Sumo Logic, which has raised $155 million from a blue-chip assortment of venture capitalists, is taking on log analytics market leader Splunk Inc. with an approach that uses machine learning to simplify the overwhelming volume of data that organizations gather continually from a variety of applications, platforms and monitors. It said its platform can whittle down mountains of log file data into common groupings in much the same way Google News groups and categorizes new stories gathered from across the web.

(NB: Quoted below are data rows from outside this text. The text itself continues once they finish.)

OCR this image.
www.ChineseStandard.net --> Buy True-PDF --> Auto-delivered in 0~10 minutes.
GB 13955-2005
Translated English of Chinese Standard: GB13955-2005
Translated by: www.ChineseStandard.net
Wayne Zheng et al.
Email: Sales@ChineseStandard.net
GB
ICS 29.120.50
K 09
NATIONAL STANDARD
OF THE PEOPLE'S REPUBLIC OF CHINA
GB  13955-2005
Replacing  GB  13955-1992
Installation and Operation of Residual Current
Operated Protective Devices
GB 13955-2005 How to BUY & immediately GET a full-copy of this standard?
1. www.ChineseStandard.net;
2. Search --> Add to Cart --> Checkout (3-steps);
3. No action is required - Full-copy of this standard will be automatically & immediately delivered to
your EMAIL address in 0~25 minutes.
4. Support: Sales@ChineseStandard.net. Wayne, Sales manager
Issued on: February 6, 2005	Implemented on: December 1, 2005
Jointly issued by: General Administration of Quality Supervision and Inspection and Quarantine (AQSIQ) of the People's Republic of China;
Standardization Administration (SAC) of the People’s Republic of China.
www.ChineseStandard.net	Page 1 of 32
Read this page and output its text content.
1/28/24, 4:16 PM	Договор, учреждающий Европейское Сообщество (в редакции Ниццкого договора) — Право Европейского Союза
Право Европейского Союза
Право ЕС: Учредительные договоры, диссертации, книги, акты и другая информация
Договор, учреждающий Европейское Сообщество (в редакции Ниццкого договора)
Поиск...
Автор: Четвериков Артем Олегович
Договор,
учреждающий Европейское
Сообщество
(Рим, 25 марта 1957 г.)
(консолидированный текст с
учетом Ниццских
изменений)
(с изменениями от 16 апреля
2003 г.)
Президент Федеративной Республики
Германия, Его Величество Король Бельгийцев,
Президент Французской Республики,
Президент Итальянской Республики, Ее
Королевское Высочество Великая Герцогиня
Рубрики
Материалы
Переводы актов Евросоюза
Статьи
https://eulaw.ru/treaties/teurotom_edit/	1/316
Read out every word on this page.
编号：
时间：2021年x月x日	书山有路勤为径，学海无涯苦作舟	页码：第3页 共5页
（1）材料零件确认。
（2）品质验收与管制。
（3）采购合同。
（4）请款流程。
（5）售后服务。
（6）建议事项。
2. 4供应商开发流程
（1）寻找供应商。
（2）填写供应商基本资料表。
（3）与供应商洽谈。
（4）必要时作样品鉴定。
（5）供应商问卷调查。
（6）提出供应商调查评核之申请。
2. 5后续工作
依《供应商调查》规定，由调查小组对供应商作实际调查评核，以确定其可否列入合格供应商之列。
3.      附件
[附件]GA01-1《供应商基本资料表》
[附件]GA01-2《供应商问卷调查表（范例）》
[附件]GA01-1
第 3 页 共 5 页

The platform also enables analytics reports to be shared between teams such as DevOps, security, operations and the business organizations.

The biggest change in this version is a new licensing scheme for large customers that is based on the characteristics of the data being analyzed. “We’re going from volume-based to value-based licensing,” said Kalyan Ramanathan, vice president of product marketing. “This will enable customers to support different retention schemes for their data and different types of analytics based upon the use case.” The company is also adding a seasonal dimension to its pricing schedule, which is useful for companies in cyclical industries like retail.

While the more flexible licensing scheme is primarily oriented toward larger customers, “most customers will get the flexibility to better adapt their machine data needs to their budgets,” Ramanathan said. This doesn’t necessarily add up to an increase or decrease in price, but rather a more flexible approach to matching usage to cost. Among the variables that affect cost are data retention cycles, the type of analytics used, number of users and season or business cycle.

On the input side, Sumo Logic supports more than 50 on-premises applications natively as well as Windows and Linux servers along with most popular web servers, database servers and networking devices. This new release adds support for Pivotal Software Inc.’s Cloud Foundry and the Google Cloud Platform to existing support for cloud platforms from Amazon Web Services Inc., Microsoft Corp. and Heroku Inc.

The company is also brushing up its user interface, adding public dashboards and improving content-sharing features. Collaboration capabilities are currently limited to the Sumo Logic platform, but support for popular collaboration applications like Slack Technologies Inc.’s Slack are planned, Ramanathan said. 

A free edition of the platform can analyze up to 500 megabytes of data per day. The Professional Edition is priced from $90 per month on an annual commitment for 1 gigabyte per day of input data and 50 data points per minute.